1. Richten Sie eine neue Petrischale mit eiskalten sterilen 1x PBS unter einem Stereomikroskop ein. Übertragen Sie einen Embryo aus Schritt 2.5 in die Petrischale, um das Herz zu sezieren.
2. Entfernen Sie den Kopf des Embryos mit Zangen. Drücken Sie zunächst den Kopf mit einer Hand zwischen die Zange und entfernen Sie dann den Kopf, indem Sie ihn mit der anderen Hand mit geschlossenen Zangen wegkratzen (Abbildung 4A-C).
3. Nach dem Entfernen des Kopfes, orientieren Sie den Embryo mit seiner ventralen Seite nach oben, indem Sie den Embryo mit Zange am Bauch mit einer Hand halten (Abbildung 4D).
4. Mit der anderen Hand, öffnen Sie die Brustwand des Embryos, indem Sie zuerst einen kleinen Schnitt in der Brust leicht über dem Zwerchfell mit feinen Zangen. Dann vergrößern Sie den Schnitt sehr sorgfältig, indem Sie geschlossene Zangen einsetzen und die Brustwand durch Öffnen der Zange reißen. Achten Sie darauf, nicht zu tief zu stoßen, was das Herz schädigen kann. Mit Hilfe der Zange, halten Sie die Brustwand weit offen, um das Herz und die Lunge in der Brusthöhle auszusetzen (Abbildung 4E).
5. Mit feinen Zangen bewegen Sie das Herz vorsichtig anterior (90°) und setzen Sie die dorsale Aorta/Vene aus. Ziehen Sie das Herz/die Lunge vordergründ heraus, indem Sie die dorsale Aorta/Vene an der Basis des Herzens erfassen (Abbildung 4F-H).
   HINWEIS: Seien Sie sanft beim Herausziehen des Herzens/der Lunge, um ein Reißen des SV zu vermeiden, der sich an der Rückenseite des Herzens befindet.
6. Spülen Sie das Herz/die Lunge mit kalten 1x PBS, um Blutzellen zu entfernen.
7. Wiederholen Sie die Schritte 3.1-3.6, um das Herz/die Lunge von den verbleibenden Embryonen zu entfernen. Achten Sie darauf, das isolierte Herz/die Lunge auf Eis zu halten.

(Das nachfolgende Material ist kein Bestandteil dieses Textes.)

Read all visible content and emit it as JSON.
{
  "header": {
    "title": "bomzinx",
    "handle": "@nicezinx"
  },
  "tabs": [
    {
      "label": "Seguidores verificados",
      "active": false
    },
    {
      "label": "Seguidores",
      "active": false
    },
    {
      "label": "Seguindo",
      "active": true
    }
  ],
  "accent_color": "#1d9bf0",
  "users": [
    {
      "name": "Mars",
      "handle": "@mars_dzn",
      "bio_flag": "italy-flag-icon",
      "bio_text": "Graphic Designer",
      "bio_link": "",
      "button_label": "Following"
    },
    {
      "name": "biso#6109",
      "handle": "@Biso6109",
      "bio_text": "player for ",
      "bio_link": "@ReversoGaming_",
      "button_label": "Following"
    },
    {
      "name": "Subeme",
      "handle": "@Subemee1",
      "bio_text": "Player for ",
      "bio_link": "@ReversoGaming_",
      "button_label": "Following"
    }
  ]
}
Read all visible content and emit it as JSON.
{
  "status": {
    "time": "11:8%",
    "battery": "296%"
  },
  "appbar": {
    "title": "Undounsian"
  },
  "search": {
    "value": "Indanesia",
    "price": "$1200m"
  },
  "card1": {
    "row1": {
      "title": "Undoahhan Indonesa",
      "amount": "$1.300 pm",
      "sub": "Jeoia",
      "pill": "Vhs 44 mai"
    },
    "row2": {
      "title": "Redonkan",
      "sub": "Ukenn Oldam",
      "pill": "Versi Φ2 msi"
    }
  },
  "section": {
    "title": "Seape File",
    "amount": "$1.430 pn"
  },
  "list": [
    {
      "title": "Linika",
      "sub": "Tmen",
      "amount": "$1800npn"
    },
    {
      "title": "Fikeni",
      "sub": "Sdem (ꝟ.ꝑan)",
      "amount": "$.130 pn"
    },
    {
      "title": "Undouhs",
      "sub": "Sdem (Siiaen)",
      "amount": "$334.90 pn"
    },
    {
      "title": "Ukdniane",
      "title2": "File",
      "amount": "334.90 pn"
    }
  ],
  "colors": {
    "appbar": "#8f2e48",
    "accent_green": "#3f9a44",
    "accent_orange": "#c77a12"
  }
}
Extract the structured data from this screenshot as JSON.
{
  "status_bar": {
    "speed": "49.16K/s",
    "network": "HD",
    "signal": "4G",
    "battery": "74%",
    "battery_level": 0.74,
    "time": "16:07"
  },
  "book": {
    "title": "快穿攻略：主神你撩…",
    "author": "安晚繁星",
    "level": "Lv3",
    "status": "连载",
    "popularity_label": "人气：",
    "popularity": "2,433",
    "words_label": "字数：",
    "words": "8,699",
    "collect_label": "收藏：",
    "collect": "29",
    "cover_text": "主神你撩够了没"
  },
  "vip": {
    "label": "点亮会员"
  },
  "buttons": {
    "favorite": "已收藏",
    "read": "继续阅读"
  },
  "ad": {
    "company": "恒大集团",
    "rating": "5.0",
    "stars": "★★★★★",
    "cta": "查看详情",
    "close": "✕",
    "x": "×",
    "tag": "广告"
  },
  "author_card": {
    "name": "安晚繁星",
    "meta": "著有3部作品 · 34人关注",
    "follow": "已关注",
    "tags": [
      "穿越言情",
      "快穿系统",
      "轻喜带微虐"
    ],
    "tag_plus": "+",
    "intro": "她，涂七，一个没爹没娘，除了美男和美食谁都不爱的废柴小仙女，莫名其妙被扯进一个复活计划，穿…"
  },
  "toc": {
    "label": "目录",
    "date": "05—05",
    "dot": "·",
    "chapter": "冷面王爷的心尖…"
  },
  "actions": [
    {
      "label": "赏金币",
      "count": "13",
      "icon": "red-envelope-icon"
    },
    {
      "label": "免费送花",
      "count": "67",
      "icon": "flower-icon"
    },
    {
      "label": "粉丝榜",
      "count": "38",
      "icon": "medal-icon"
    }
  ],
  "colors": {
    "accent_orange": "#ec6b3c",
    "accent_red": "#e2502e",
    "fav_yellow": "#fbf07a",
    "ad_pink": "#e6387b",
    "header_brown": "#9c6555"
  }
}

4. Isolieren von SVs und Ventrikeln von e11.5 Embryonale Mausherzen

1. Platzieren Sie die Petrischale mit Herz/Lunge aus Schritt 3.7 unter einem Stereomikroskop, um die SVs und ganzen Ventrikel zu isolieren. Die angehängten Lungenlappen eins nach dem anderen mit feinen Zangen von der Wurzel abziehen.
2. Richten Sie das Herz auf seiner Rückenseite aus und entfernen Sie Die vordergründigen Vorhöfe und das angrenzende Gewebe, das den SV vordergründ umgibt, ohne den SV zu zerreißen. Entfernen Sie die linke und rechte Vorstation aus dem Herzen, indem Sie an ihrer Basis halten und sie mit feinen Zangen abkratzen (Abbildung 5B). Entfernen Sie das benachbarte Gewebe, das den SV umgibt, mit einer ähnlichen Technik(Abbildung 5C).
   HINWEIS: Denken Sie daran, dass das richtige Atrium an den SV angeschlossen ist, also achten Sie darauf, nur das Atrium zu entfernen.
3. Um den SV zu isolieren, orientieren Sie zuerst das Herz mit seiner Dorsalseite nach oben (weil der SV auf der Dorsalseite ist) und halten Sie das Herz noch in dieser Position, indem Sie das Herz sanft an seinen Ventrikeln mit Zangen halten.
   HINWEIS: Der SV ist ein Zuflussorgan eines embryonalen Herzens, das zwischen den Vorhöfen auf der Rückenseite des Herzens liegt.
4. Entfernen Sie den SV, indem Sie ihn vorsichtig vom Herzen abschälen, wo er befestigt ist, oder indem Sie den SV mit feiner Zange an der Basis seiner Befestigung halten und ihn mit geschlossenen Zangen abkratzen (Abbildung 5D,E).
5. Den isolierten SV mit einer sterilen Transferpipette in eine neue 6 cm Petrischale mit eiskalter steriler 1x PBS auf Eis geben und die Petrischale als SV kennzeichnen.
6. Um die gesamten Ventrikel zu isolieren, entfernen Sie den Abflusstrakt (Aorta und Lungenstamm) aus dem Herzen, nachdem der SV entfernt wurde (Abbildung 5F,G).
7. Die ganzen Ventrikel mit einer sterilen Transferpipette in eine neue 6 cm Petrischale mit sterilen 1x PBS auf Eis geben und die Petrischale als Ventrikel kennzeichnen. Halten Sie den isolierten SV und ventrikel auf Eis.
8. Wiederholen Sie die Schritte 4.1-4.7, um SVs und Ventrikel von den verbleibenden Herzen zu isolieren.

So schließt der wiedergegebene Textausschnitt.